Até ontem à noite quando eu não estava.

Eles me deram um personagem muito divertido para um filme realmente maravilhoso que estou prestes a começar a filmar. Estou feliz e orgulhoso. Quero muito chegar ao set e conhecer meus novos amigos, mas a verdade é que também estou com muito medo.

Tenho que ir para outro estado, longe da minha casa e do meu marido e dos meus gatos no meio da época mais sombria do mundo (pelo menos na minha vida). E eu não conseguia parar de pensar:

E se algo muito ruim acontecer e eu estiver sozinha?

E se algo acontecer e eu não conseguir me reunir com minha família em Los Angeles?

E sim…?

Então TUDO que aprendi com Jorge – anos e anos de busca da alma – saiu pela janela. Assim, comecei a ensaiar a cena. E de um momento para o outro, eu não conseguia mais respirar, eu tremia, com calor e frio, chorando e, claro, morrendo.

Mas então algo aconteceu. Eu falei sobre isso. Pedi ajuda ao meu marido. Eu não guardei meu medo, eu o vivi.
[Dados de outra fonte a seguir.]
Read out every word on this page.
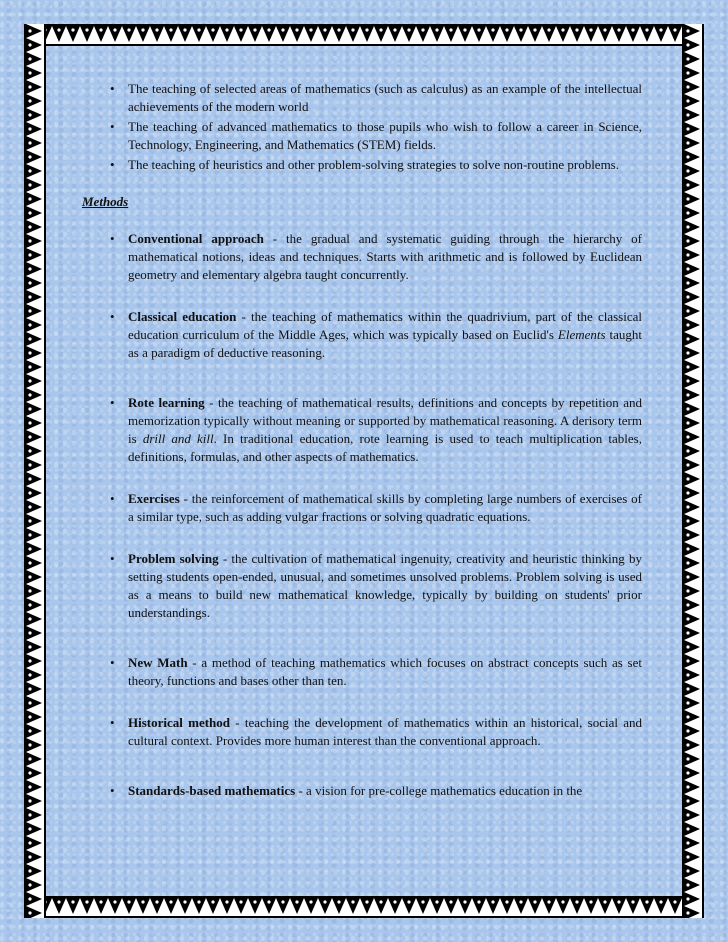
• The teaching of selected areas of mathematics (such as calculus) as an example of the intellectual achievements of the modern world
• The teaching of advanced mathematics to those pupils who wish to follow a career in Science, Technology, Engineering, and Mathematics (STEM) fields.
• The teaching of heuristics and other problem-solving strategies to solve non-routine problems.
Methods
• Conventional approach - the gradual and systematic guiding through the hierarchy of mathematical notions, ideas and techniques. Starts with arithmetic and is followed by Euclidean geometry and elementary algebra taught concurrently.
• Classical education - the teaching of mathematics within the quadrivium, part of the classical education curriculum of the Middle Ages, which was typically based on Euclid's Elements taught as a paradigm of deductive reasoning.
• Rote learning - the teaching of mathematical results, definitions and concepts by repetition and memorization typically without meaning or supported by mathematical reasoning. A derisory term is drill and kill. In traditional education, rote learning is used to teach multiplication tables, definitions, formulas, and other aspects of mathematics.
• Exercises - the reinforcement of mathematical skills by completing large numbers of exercises of a similar type, such as adding vulgar fractions or solving quadratic equations.
• Problem solving - the cultivation of mathematical ingenuity, creativity and heuristic thinking by setting students open-ended, unusual, and sometimes unsolved problems. Problem solving is used as a means to build new mathematical knowledge, typically by building on students' prior understandings.
• New Math - a method of teaching mathematics which focuses on abstract concepts such as set theory, functions and bases other than ten.
• Historical method - teaching the development of mathematics within an historical, social and cultural context. Provides more human interest than the conventional approach.
• Standards-based mathematics - a vision for pre-college mathematics education in the
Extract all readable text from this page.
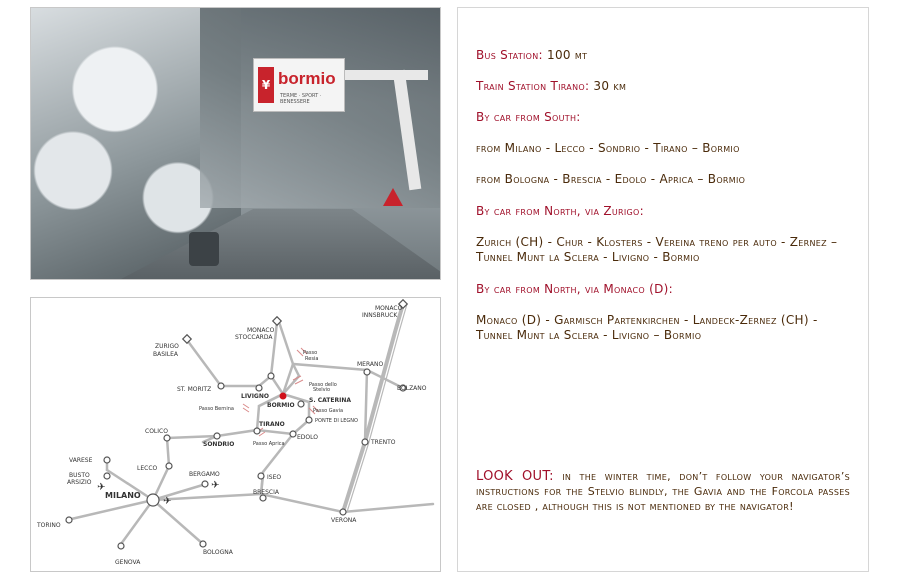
¥ bormio
TERME · SPORT · BENESSERE
✈
✈
✈
MONACO
INNSBRUCK
MONACO
STOCCARDA
ZURIGO
BASILEA	Passo
Resia
MERANO
BOLZANO
ST. MORITZ
LIVIGNO
Passo dello
Stelvio
S. CATERINA
BORMIO
Passo Bernina	Passo Gavia
PONTE DI LEGNO
COLICO
TIRANO
TRENTO
SONDRIO	Passo Aprica
EDOLO
VARESE
LECCO
BERGAMO	ISEO
BUSTO
ARSIZIO
MILANO	BRESCIA
TORINO
VERONA
BOLOGNA
GENOVA
Bus Station: 100 mt
Train Station Tirano: 30 km
By car from South:
from Milano - Lecco - Sondrio - Tirano – Bormio
from Bologna - Brescia - Edolo - Aprica – Bormio
By car from North, via Zurigo:
Zurich (CH) - Chur - Klosters - Vereina treno per auto - Zernez – Tunnel Munt la Sclera - Livigno - Bormio
By car from North, via Monaco (D):
Monaco (D) - Garmisch Partenkirchen - Landeck-Zernez (CH) - Tunnel Munt la Sclera - Livigno – Bormio
LOOK OUT: in the winter time, don’t follow your navigator’s instructions for the Stelvio blindly, the Gavia and the Forcola passes are closed , although this is not mentioned by the navigator!
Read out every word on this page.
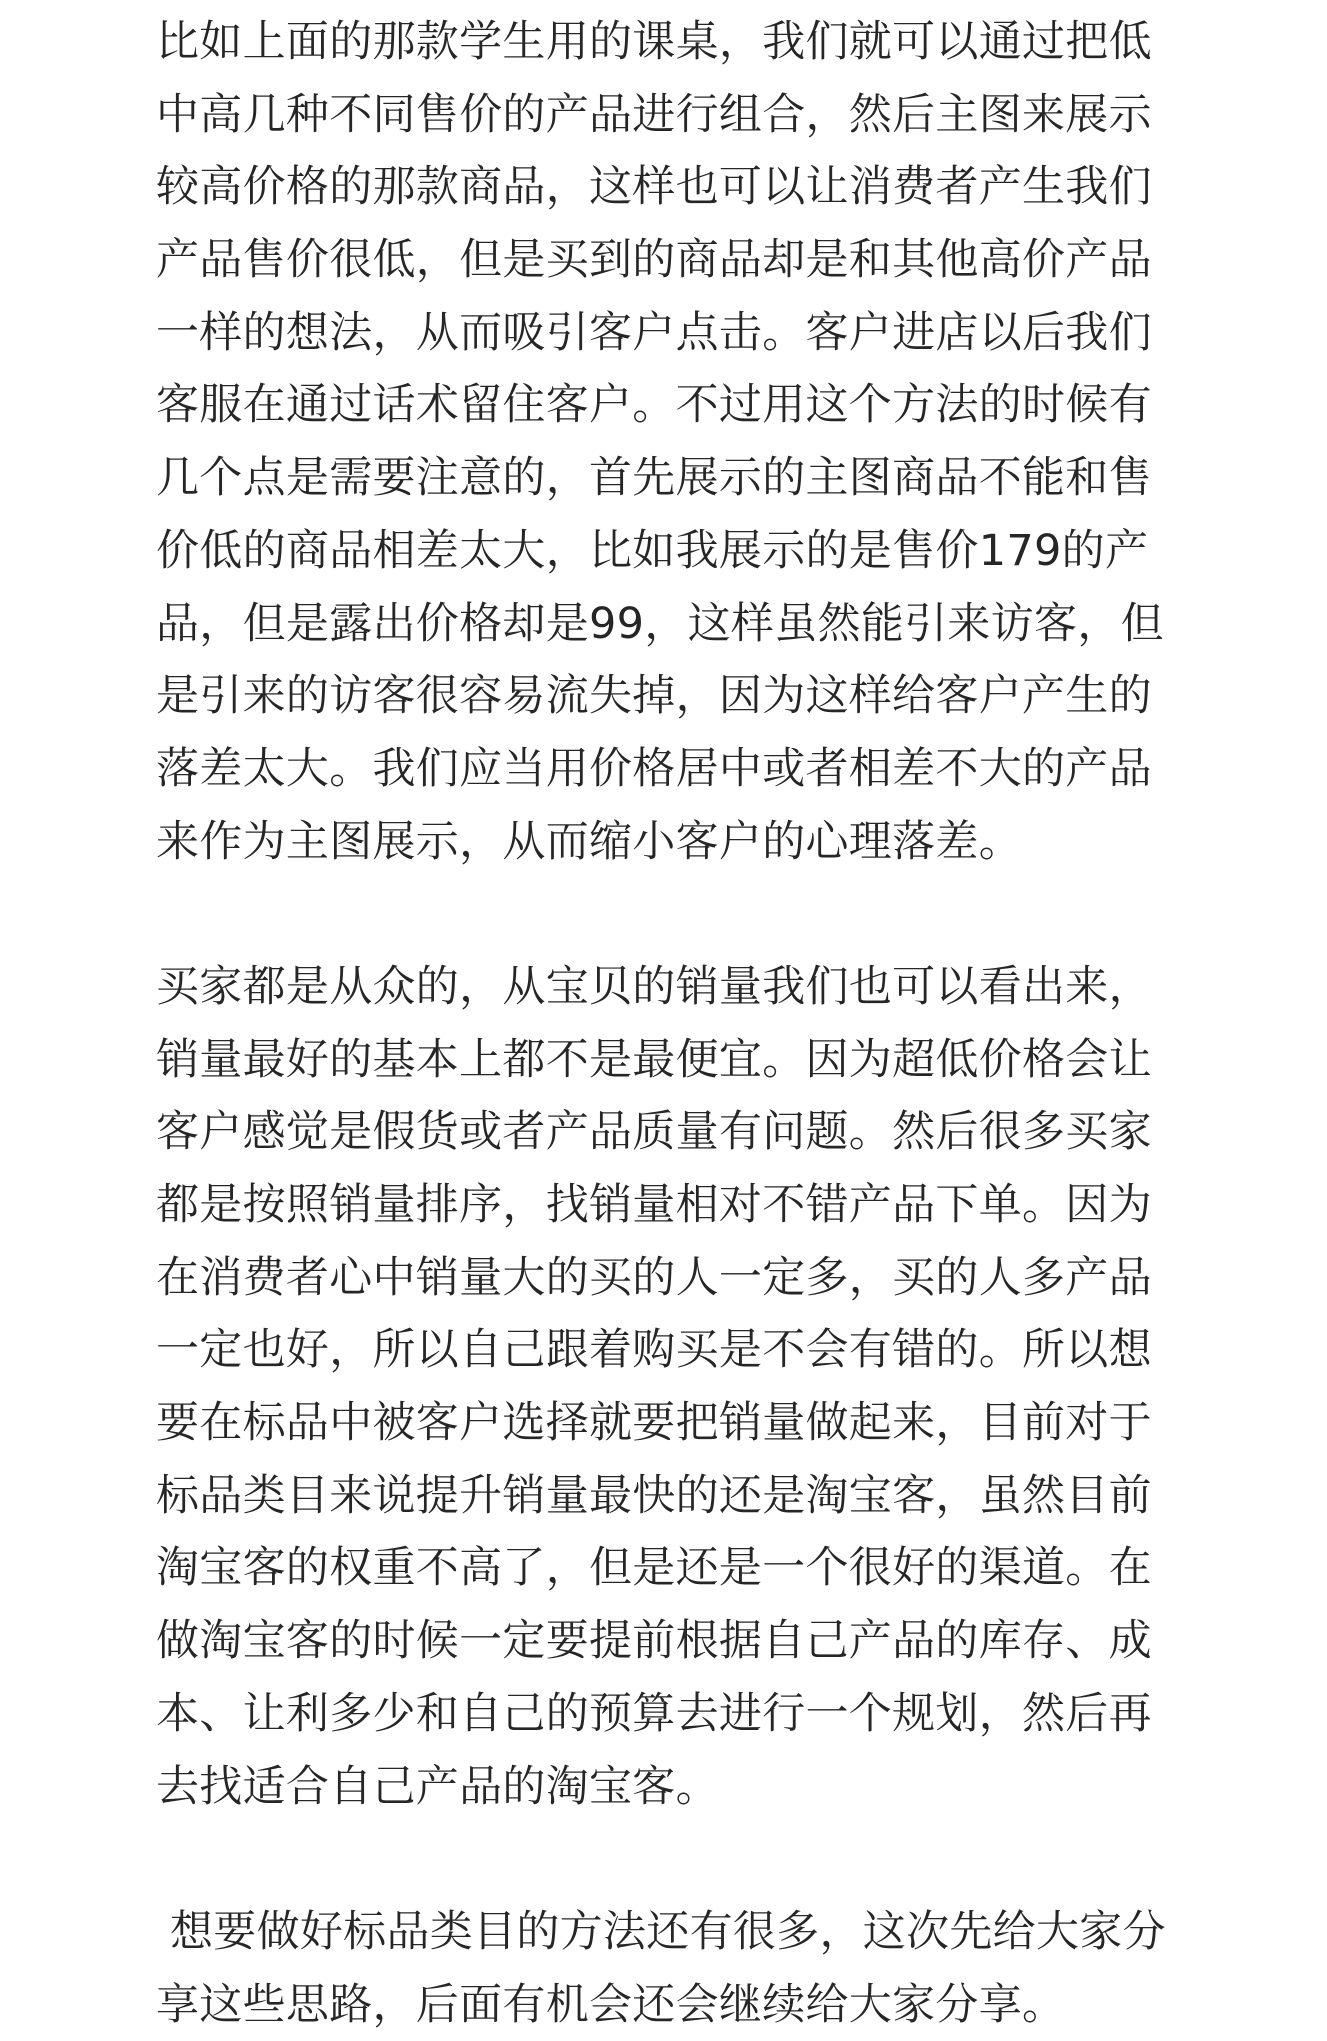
比如上面的那款学生用的课桌，我们就可以通过把低
中高几种不同售价的产品进行组合，然后主图来展示
较高价格的那款商品，这样也可以让消费者产生我们
产品售价很低，但是买到的商品却是和其他高价产品
一样的想法，从而吸引客户点击。客户进店以后我们
客服在通过话术留住客户。不过用这个方法的时候有
几个点是需要注意的，首先展示的主图商品不能和售
价低的商品相差太大，比如我展示的是售价179的产
品，但是露出价格却是99，这样虽然能引来访客，但
是引来的访客很容易流失掉，因为这样给客户产生的
落差太大。我们应当用价格居中或者相差不大的产品
来作为主图展示，从而缩小客户的心理落差。
买家都是从众的，从宝贝的销量我们也可以看出来，
销量最好的基本上都不是最便宜。因为超低价格会让
客户感觉是假货或者产品质量有问题。然后很多买家
都是按照销量排序，找销量相对不错产品下单。因为
在消费者心中销量大的买的人一定多，买的人多产品
一定也好，所以自己跟着购买是不会有错的。所以想
要在标品中被客户选择就要把销量做起来，目前对于
标品类目来说提升销量最快的还是淘宝客，虽然目前
淘宝客的权重不高了，但是还是一个很好的渠道。在
做淘宝客的时候一定要提前根据自己产品的库存、成
本、让利多少和自己的预算去进行一个规划，然后再
去找适合自己产品的淘宝客。
想要做好标品类目的方法还有很多，这次先给大家分
享这些思路，后面有机会还会继续给大家分享。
Lembrei-me dos exercícios que o Jorge me enviou há muito tempo (os exercícios que partilhei no meu artigo “QUATRO TÉCNICAS”) e tentei, o melhor que pude, fazê-los. Lembrei-me de que poderia controlá-lo e abençoei meu marido por me dar o espaço para vivê-lo, mas para continuar ali para me acompanhar enquanto eu caminhava. Finalmente, voltei ao presente.

O engraçado sobre o medo é como pode ser incrivelmente difícil diferenciar a verdade da ilusão, a experiência dos pensamentos. Temos que ser muito cuidadosos onde deixamos nossas mentes irem.

Mais do que isso, temos que fazer o trabalho de voltar ao presente, indefinidamente, quando ele se afasta de nós.

Embora por um momento tenha ficado frustrado por ter “recaído”, sei que a cura não é linear. Fica mais fácil, sim, mas temos que fazer o trabalho todos os dias.

Não há como contornar isso, a única maneira é passar por isso. Temos que entrar para sair.

É por isso que está tatuado na minha pele “temos que entrar para sair”. Isso me lembra, a cada dia, que tenho que lidar com as coisas e não fugir delas.

Hoje estou absolutamente convencida de que não há como reverter qualquer situação e que quanto mais incômoda, mais precipitada nos convida a entrar nela.

Estou cheia de ilusão e pronto para explorar os cantos mais sombrios do meu ser porque essa é a única maneira de evoluir.

E você está pronto.

P.S. Daqui a alguns dias contarei a vocês sobre a bênção que foi aquele diagnóstico “maléfico” porque, na realidade, absolutamente tudo depende do copo com que o vemos e eu, sem dúvida, decidi trocar os óculos.